Mint-Based Meal Rating

Restaurants ought to annotate their menus to include a breath-mint-rating for each dish. Each dish would be scored based on the number of standard breath mints it would require to remove the smell and taste of the meal from one’s mouth.

Of course, this would necessitate the definition of standard breath mint, and I don’t imagine even the visionaries in this field pretend that could happen over night. A stop-gap measure could be that the restaurants would simply declare the breath-mint-rating based on the breath mints which they provide at the end of the meal.

Candy canes

This morning for breakfast I enjoyed a tasty home-made gyros, which required at least three of these little peppermint candy canes.
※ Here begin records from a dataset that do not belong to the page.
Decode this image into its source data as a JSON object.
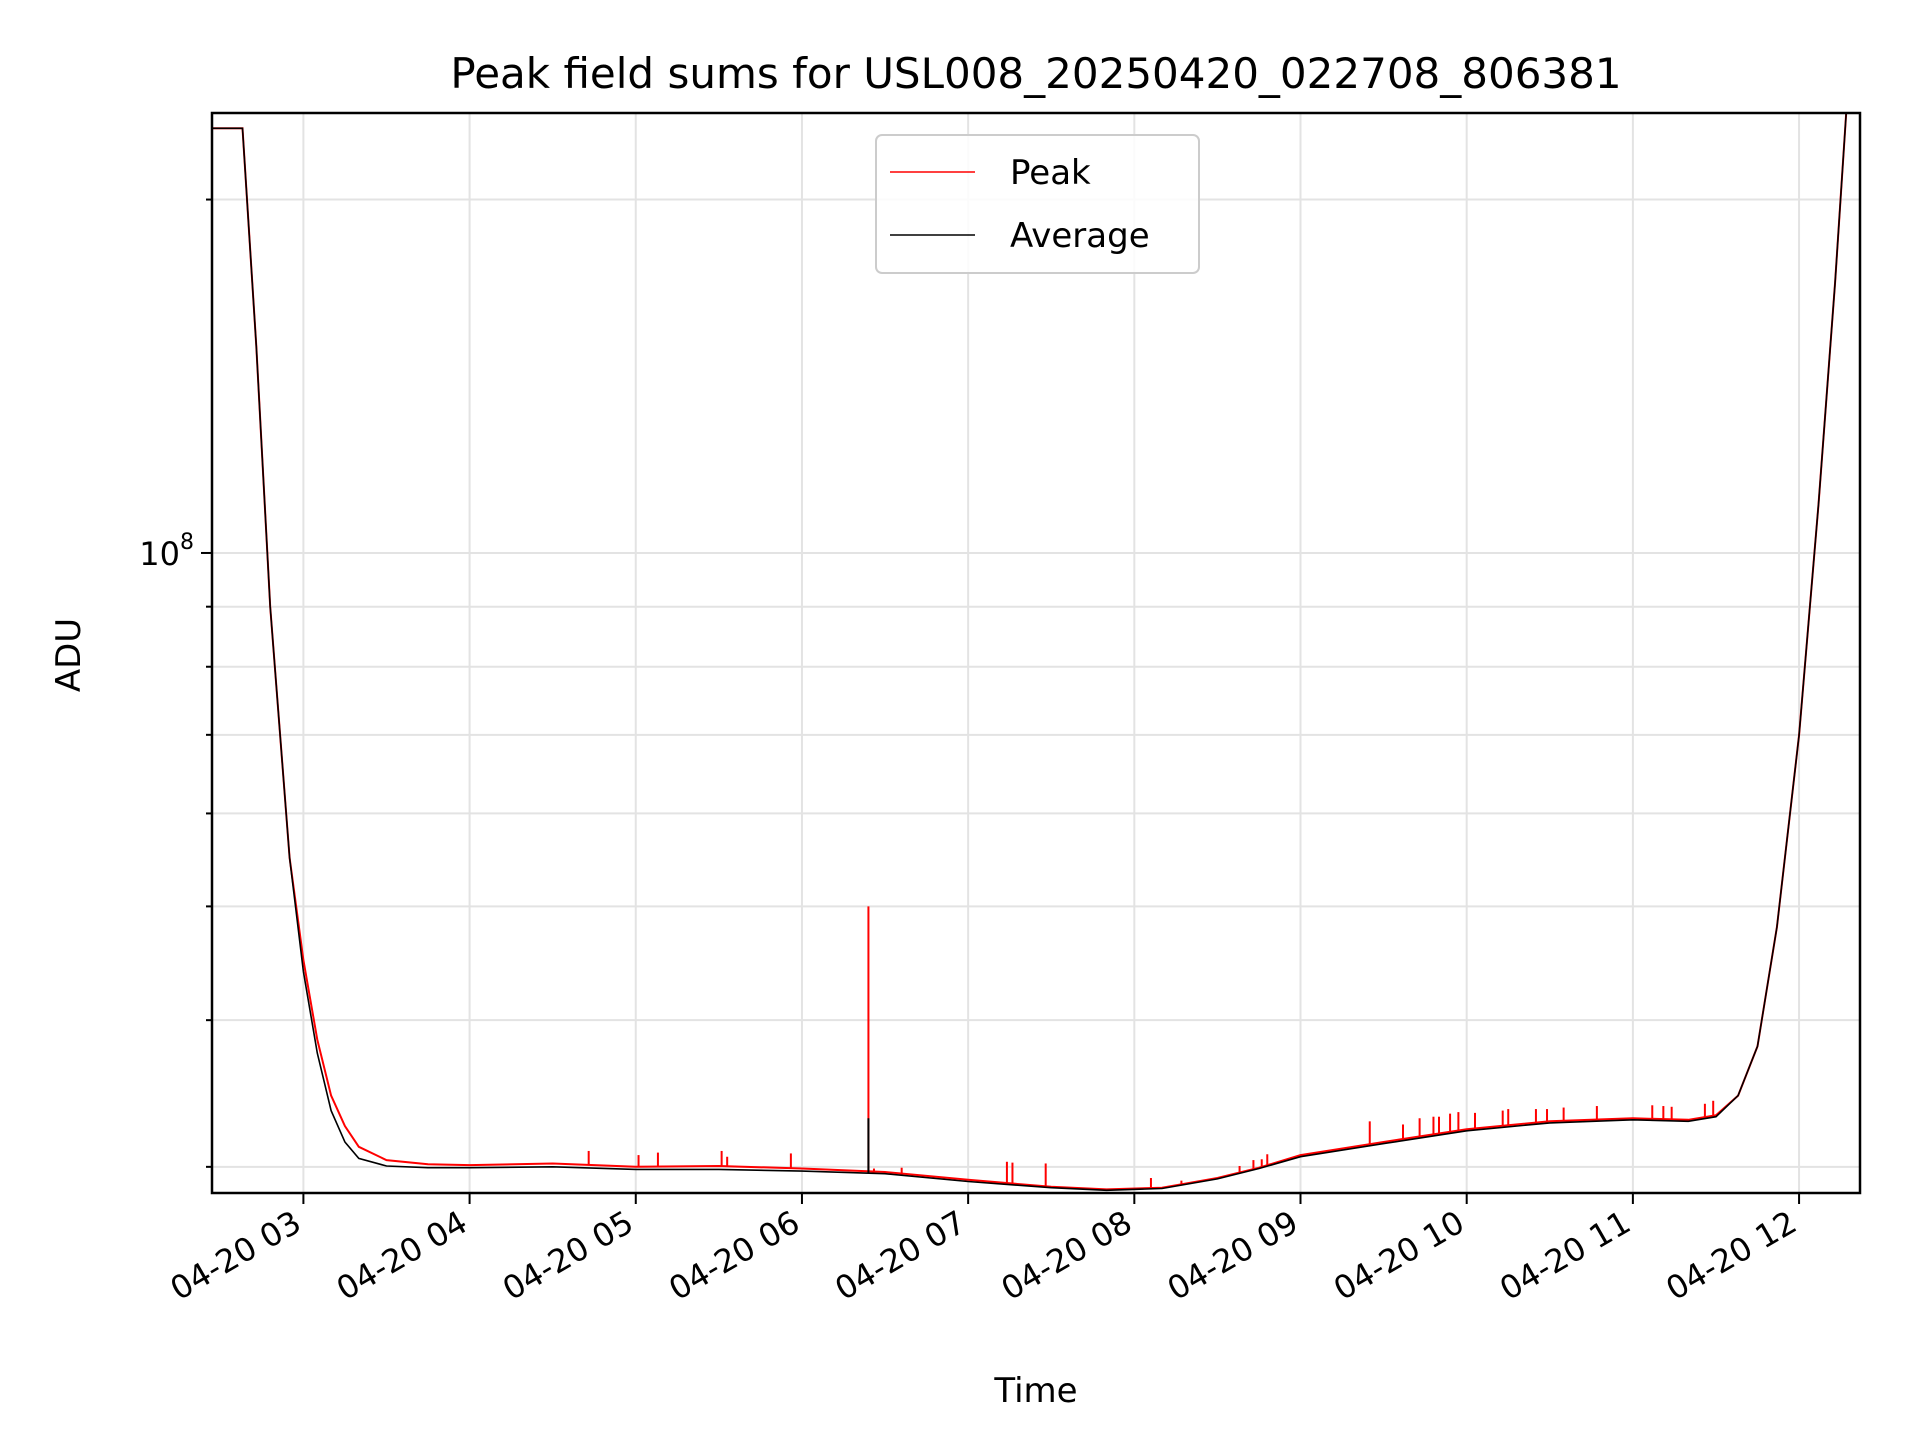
{
  "chart_data": {
    "type": "line",
    "title": "Peak field sums for USL008_20250420_022708_806381",
    "xlabel": "Time",
    "ylabel": "ADU",
    "y_scale": "log",
    "grid": true,
    "legend_placement": "upper-center",
    "x_ticks": [
      "04-20 03",
      "04-20 04",
      "04-20 05",
      "04-20 06",
      "04-20 07",
      "04-20 08",
      "04-20 09",
      "04-20 10",
      "04-20 11",
      "04-20 12"
    ],
    "y_tick_major": {
      "base": "10",
      "exponent": "8"
    },
    "xlim": [
      "2025-04-20 02:27",
      "2025-04-20 12:22"
    ],
    "ylim": [
      28500000,
      237000000
    ],
    "series": [
      {
        "name": "Peak",
        "color": "#ff0000",
        "points": [
          [
            "02:27",
            230000000
          ],
          [
            "02:38",
            230000000
          ],
          [
            "02:43",
            150000000
          ],
          [
            "02:48",
            90000000
          ],
          [
            "02:55",
            55000000
          ],
          [
            "03:00",
            45000000
          ],
          [
            "03:05",
            38500000
          ],
          [
            "03:10",
            34500000
          ],
          [
            "03:15",
            32500000
          ],
          [
            "03:20",
            31200000
          ],
          [
            "03:30",
            30400000
          ],
          [
            "03:45",
            30150000
          ],
          [
            "04:00",
            30100000
          ],
          [
            "04:30",
            30200000
          ],
          [
            "05:00",
            30000000
          ],
          [
            "05:30",
            30050000
          ],
          [
            "06:00",
            29900000
          ],
          [
            "06:30",
            29700000
          ],
          [
            "07:00",
            29250000
          ],
          [
            "07:30",
            28850000
          ],
          [
            "07:50",
            28700000
          ],
          [
            "08:10",
            28800000
          ],
          [
            "08:30",
            29350000
          ],
          [
            "08:45",
            29950000
          ],
          [
            "09:00",
            30700000
          ],
          [
            "09:30",
            31500000
          ],
          [
            "10:00",
            32300000
          ],
          [
            "10:30",
            32800000
          ],
          [
            "11:00",
            33000000
          ],
          [
            "11:20",
            32900000
          ],
          [
            "11:30",
            33200000
          ],
          [
            "11:38",
            34500000
          ],
          [
            "11:45",
            38000000
          ],
          [
            "11:52",
            48000000
          ],
          [
            "12:00",
            70000000
          ],
          [
            "12:07",
            110000000
          ],
          [
            "12:13",
            170000000
          ],
          [
            "12:17",
            237000000
          ]
        ],
        "spikes": [
          [
            "04:43",
            30950000
          ],
          [
            "05:01",
            30700000
          ],
          [
            "05:08",
            30850000
          ],
          [
            "05:31",
            30950000
          ],
          [
            "05:33",
            30600000
          ],
          [
            "05:56",
            30800000
          ],
          [
            "06:24",
            50000000
          ],
          [
            "06:26",
            29900000
          ],
          [
            "06:36",
            29950000
          ],
          [
            "07:14",
            30300000
          ],
          [
            "07:16",
            30250000
          ],
          [
            "07:28",
            30200000
          ],
          [
            "08:06",
            29350000
          ],
          [
            "08:17",
            29200000
          ],
          [
            "08:23",
            29150000
          ],
          [
            "08:38",
            30050000
          ],
          [
            "08:43",
            30400000
          ],
          [
            "08:46",
            30450000
          ],
          [
            "08:48",
            30750000
          ],
          [
            "09:25",
            32800000
          ],
          [
            "09:37",
            32600000
          ],
          [
            "09:43",
            33000000
          ],
          [
            "09:48",
            33100000
          ],
          [
            "09:50",
            33100000
          ],
          [
            "09:54",
            33300000
          ],
          [
            "09:57",
            33400000
          ],
          [
            "10:03",
            33350000
          ],
          [
            "10:13",
            33500000
          ],
          [
            "10:15",
            33600000
          ],
          [
            "10:25",
            33600000
          ],
          [
            "10:29",
            33600000
          ],
          [
            "10:35",
            33700000
          ],
          [
            "10:47",
            33800000
          ],
          [
            "11:07",
            33850000
          ],
          [
            "11:11",
            33800000
          ],
          [
            "11:14",
            33750000
          ],
          [
            "11:26",
            33950000
          ],
          [
            "11:29",
            34150000
          ]
        ]
      },
      {
        "name": "Average",
        "color": "#000000",
        "points": [
          [
            "02:27",
            230000000
          ],
          [
            "02:38",
            230000000
          ],
          [
            "02:43",
            150000000
          ],
          [
            "02:48",
            90000000
          ],
          [
            "02:55",
            55000000
          ],
          [
            "03:00",
            44000000
          ],
          [
            "03:05",
            37500000
          ],
          [
            "03:10",
            33500000
          ],
          [
            "03:15",
            31500000
          ],
          [
            "03:20",
            30500000
          ],
          [
            "03:30",
            30050000
          ],
          [
            "03:45",
            29950000
          ],
          [
            "04:00",
            29950000
          ],
          [
            "04:30",
            30000000
          ],
          [
            "05:00",
            29850000
          ],
          [
            "05:30",
            29850000
          ],
          [
            "06:00",
            29750000
          ],
          [
            "06:30",
            29600000
          ],
          [
            "07:00",
            29150000
          ],
          [
            "07:30",
            28800000
          ],
          [
            "07:50",
            28650000
          ],
          [
            "08:10",
            28750000
          ],
          [
            "08:30",
            29300000
          ],
          [
            "08:45",
            29900000
          ],
          [
            "09:00",
            30600000
          ],
          [
            "09:30",
            31400000
          ],
          [
            "10:00",
            32200000
          ],
          [
            "10:30",
            32700000
          ],
          [
            "11:00",
            32900000
          ],
          [
            "11:20",
            32800000
          ],
          [
            "11:30",
            33100000
          ],
          [
            "11:38",
            34500000
          ],
          [
            "11:45",
            38000000
          ],
          [
            "11:52",
            48000000
          ],
          [
            "12:00",
            70000000
          ],
          [
            "12:07",
            110000000
          ],
          [
            "12:13",
            170000000
          ],
          [
            "12:17",
            237000000
          ]
        ],
        "spikes": [
          [
            "06:24",
            33000000
          ]
        ]
      }
    ]
  }
}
Testing is still under way to determine if the three mints were sufficient.


  1. I’ll leave our readers to comment on the suitability of mint-based meal ratings … I would rather know what the hell you were doing having gyros (kebabs) for breakfast?! Have you no sympathy for your intestinal track? I am sure it was less than impressed with your choice of breakfast of champions.

  2. @ Liam

    When the gyros are homemade, and you live in a house where leftovers don’t necessarily last until the next meal, you have to take the good stuff when you can get it.

    @ humaira

    I will test the gyros. I am thinking the basis of knowledge required for the rest of the ratings will be most easily created “wiki” style, with people providing insights about the dishes they have access to.

  3. @ Conall –

    Ok, fair point. Catch as catch can. Still, I hope you gave your stomach something gentle before you rammed the gyros down there.

    And, back to your point: were three mints sufficient?

  4. @ Conall –

    I love it when science and technology come together. The science of your mint-based-meal-rating combines with the innovative technology behind the modern candy-cane. Brilliant!